Chegou até a praia, estava obnubilar, contudo, corpos sibilantes caminhavam a beira mar, procurando cópulas sujas. Ele precisava, necessitava experimentar o sabor de um corpo com aura. Criou coragem e percorreu o infinito dos temores.
Sentou-se na areia barulhenta e observou de perto um rapaz que na indefinição da silhueta parecia um camaleão em forma humana, aproximou-se e quando menos espera estava lá o grande camaleão nu, de pau e ancas a mostra. Chegou mais perto, nada disse, tocou em sua perna, passeou a mão pelo órgão reprodutor e começou a sugá-lo, tomando de arrebato na boca, o gosto de um corpo com partículas retalhadas de grãos areníticos. O camaleão abriu-se todo, embora, estivesse encabulado e pediu que lhe chupasse o orifício do ânus, assim o fez: “ah como é lindo ver um macho em posição escancarada mostrando todas as suas delicadezas”. Mas isso era pouco, ele ansiava pela dor misturada ao prazer de ter um outro homem dentro de si. Lambeu ferozmente o camaleão enquanto este gozava e saiu à procura de mais carnificina. Foi quando, quase já tomado pela beleza das espumas do mar que enchiam a areia de uma espécie de esponja branca, bateu-se com um esquálido sujeito.

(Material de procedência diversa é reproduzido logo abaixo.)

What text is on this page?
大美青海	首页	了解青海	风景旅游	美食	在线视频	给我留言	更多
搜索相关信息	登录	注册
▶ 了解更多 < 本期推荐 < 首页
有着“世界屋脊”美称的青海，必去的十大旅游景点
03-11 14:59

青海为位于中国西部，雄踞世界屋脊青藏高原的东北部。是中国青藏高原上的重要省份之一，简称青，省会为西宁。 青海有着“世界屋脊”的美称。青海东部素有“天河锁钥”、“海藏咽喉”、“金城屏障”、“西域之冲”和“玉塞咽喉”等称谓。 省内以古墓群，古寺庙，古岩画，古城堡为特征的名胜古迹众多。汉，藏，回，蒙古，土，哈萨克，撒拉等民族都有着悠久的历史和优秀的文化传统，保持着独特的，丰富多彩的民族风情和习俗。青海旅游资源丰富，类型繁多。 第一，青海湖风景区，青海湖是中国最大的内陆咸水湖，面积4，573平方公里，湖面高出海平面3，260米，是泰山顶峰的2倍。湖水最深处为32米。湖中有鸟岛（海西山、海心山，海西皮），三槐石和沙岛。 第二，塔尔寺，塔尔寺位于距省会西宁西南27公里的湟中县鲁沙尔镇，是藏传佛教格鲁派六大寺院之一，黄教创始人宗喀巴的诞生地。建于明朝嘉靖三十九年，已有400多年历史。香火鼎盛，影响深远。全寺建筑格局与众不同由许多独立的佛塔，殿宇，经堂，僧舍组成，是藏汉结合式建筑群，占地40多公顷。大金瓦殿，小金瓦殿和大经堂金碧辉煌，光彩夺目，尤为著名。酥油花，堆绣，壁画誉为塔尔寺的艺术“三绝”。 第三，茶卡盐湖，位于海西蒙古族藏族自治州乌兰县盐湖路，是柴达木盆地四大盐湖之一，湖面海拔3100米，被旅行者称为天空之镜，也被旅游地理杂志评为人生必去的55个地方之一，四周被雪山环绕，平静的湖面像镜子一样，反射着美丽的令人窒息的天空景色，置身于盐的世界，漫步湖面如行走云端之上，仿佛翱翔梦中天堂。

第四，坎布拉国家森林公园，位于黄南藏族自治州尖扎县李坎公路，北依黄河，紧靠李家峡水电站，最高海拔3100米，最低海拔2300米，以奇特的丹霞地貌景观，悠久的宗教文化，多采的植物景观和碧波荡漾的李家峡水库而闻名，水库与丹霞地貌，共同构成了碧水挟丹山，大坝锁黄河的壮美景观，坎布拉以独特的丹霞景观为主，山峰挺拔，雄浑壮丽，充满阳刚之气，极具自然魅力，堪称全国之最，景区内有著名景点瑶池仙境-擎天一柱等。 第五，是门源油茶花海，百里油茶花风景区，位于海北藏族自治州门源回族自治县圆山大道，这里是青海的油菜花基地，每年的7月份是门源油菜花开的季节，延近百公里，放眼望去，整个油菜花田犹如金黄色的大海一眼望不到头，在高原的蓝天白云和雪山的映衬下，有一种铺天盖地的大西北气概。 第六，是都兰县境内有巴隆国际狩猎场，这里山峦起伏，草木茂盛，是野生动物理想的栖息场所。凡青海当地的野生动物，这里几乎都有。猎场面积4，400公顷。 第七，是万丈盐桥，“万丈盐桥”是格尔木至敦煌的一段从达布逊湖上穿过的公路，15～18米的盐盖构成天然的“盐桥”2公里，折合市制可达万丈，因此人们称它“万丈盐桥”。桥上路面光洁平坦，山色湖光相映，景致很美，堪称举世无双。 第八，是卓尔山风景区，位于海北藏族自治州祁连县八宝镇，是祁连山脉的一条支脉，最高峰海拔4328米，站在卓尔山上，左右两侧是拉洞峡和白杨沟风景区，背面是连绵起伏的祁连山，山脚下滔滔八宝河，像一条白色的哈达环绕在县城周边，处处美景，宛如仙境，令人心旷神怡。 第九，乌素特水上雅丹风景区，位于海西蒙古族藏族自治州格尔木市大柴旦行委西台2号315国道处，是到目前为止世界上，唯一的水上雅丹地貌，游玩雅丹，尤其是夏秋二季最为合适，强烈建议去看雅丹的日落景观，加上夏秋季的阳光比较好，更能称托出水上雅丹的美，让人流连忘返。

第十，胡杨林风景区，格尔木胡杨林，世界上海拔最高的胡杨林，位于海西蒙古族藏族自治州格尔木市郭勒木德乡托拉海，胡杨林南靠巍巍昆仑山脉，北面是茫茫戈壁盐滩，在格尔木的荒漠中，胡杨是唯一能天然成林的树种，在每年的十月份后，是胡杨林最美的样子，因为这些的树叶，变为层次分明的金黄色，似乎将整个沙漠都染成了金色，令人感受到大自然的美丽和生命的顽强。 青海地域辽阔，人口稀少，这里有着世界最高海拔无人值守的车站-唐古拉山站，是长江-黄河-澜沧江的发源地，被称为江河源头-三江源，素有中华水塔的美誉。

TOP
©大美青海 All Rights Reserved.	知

Perguntou-lhe se este teria um isqueiro, o rapaz respondeu negativamente, todavia, questionou-lhe se só o isqueiro serviria. E ali mesmo, na areia inundada de marcas de pés incognoscíveis, transaram. O transeunte entrou dentro, do cadáver como se estivesse perfurando uma parede, sentiu aquela dor inicial e logo em seguida relaxou, de quatro, assistindo aos siris passarem e ouvindo os próprios gemidos de prazer. O outro corpo retirou-se de dentro dele e começou a jorrar esperma, gritando, também gemendo e se diluindo em sensações inomináveis.
Ficou mais um tempo ali sentado e pequenino, feliz por ter descoberto que apesar de tudo, no planeta ainda existem almas que avidamente comem detritos humanos.
Voltou para casa, tomou banho, sorriu mais um pouco, masturbou-se freneticamente, secou-se, aninhou-se na cama e adormeceu sem saber se o sono seria provisório ou eterno.